Componente fondamentale per ogni industria esistente, la plastica è un fattore su cui è posto un elevato grado di sensibilizzazione ambientale, in quanto è una delle sostanze più inquinanti e soprattutto difficili da smaltire. Non tutti i rifiuti di questa categoria riescono a essere riciclati e quindi riusati: il problema di fondo è che non si riesce farla ritornare al suo stato originario senza provocare danni ulteriori all’ambiente.

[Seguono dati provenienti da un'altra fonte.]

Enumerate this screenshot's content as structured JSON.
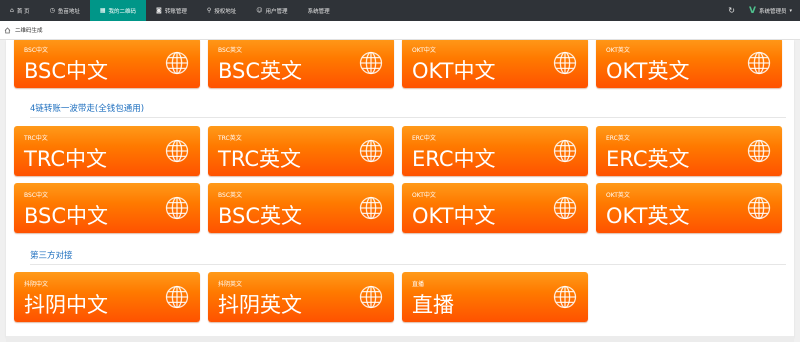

Negli ultimi anni si sta parlando molto di micro-batteri e enzimi che riescano a “digerire” la plastica, ovvero di decomporla. Un gruppo di scienziati appartenente all’UK ha cercato di migliorare le prestazioni di un enzima; esso è una proteina la quale ha il compito di favorire delle reazioni biochimiche prodotte da un batterio, che a sua volta è in grado di “mangiare” la plastica.
Nel 2016 in Giappone, nei pressi di un porto è stato scopertoIdeonella Sakaiensis, questo batterio è stato in grado di degradare il polietilentereftalato, un tipo di plastica denominatoPET comunemente usato per la fabbricazione di bottiglie d’acqua. L’involucro del PET in questione che avvolge ciò che beviamo tutti i giorni, rilascia nel lungo periodo, una serie di sostanze cancerogene e tossiche. Proprio per questo l’enzima “dopato” è stato ribattezzato PETase, perché in grado di far avviare al batterio Ideonella la decomposizione del materiale plastico.
Riassumendo, l’importanza di questo processo biochimico può essere una vera e propria rivoluzione: pensate solo alle ultime notizie riguardanti i nostri mari, soprattutto attorno alle isole turistiche come le Hawaiie le Maldive, esse mostrano la formazione di vere e proprie isole plastiche di dimensioni imponenti. Il danno oltre che a livello visivo, qualora ci si imbattesse in uno di questi colossi plastici, è anche a livello ambientale il quale ha ripercussioni gravose sul sistema ittico per la sopravvivenza di specie marine come pesci, alghe e molluschi. Continuando così gli esperti dicono che nel 2050 negli oceani ci sarà più plastica che pesci; perché si sta creando un circolo vizioso che può portare alla degradazione dell’intero sistema ambientale mondiale.
Nonostante tutti gli effetti negativi possiamo intravedere uno spiraglio di speranza in queste scoperte. L’uomo grazie alla natura è in grado di portare al collasso il nostro pianeta con tutti i suoi abitanti ma al tempo stesso riesce sempre a trovare una soluzione derivante dalla Terra, in questo caso dai micro-batteri che stanno alla base del sistema animale. La Terra crea la Terra distrugge.
Tornando alla rivoluzionaria scoperta possiamo evidenziare un altro effetto positivo dell’enzima mutante che applicato a batteri esteremofili (comunemente microbi) è in grado di trasformarsi e far degradare oltre che la plastica altri materiali fino ad arrivare alla completa disgregazione delle sostanze. Questo porta a una conclusione possibile ma forse affrettata, ovvero se il nostro enzima con gli annessi micro-batteri è in grado di restituire le sostanze iniziali alla base della produzione della plastica, noi non dovremo più impiegare nuovi combustibili fossili per la fabbricazione del PET (bottiglie).
Queste descrizioni sono tutte provenienti da laboratori e sono in fase di sviluppo, ma soprattutto sono applicate a piccole quantità di rifiuto. La speranza è l’ultima a morire, come la scienza sta cercando di portare avanti nuove soluzioni per ridare al nostro Pianeta la giusta dignità, gli esseri umani in primis dovrebbero mettersi in prima persona per cercare di salvaguardarlo nel modo più giusto possibile; come Ospiti non possiamo sfigurare.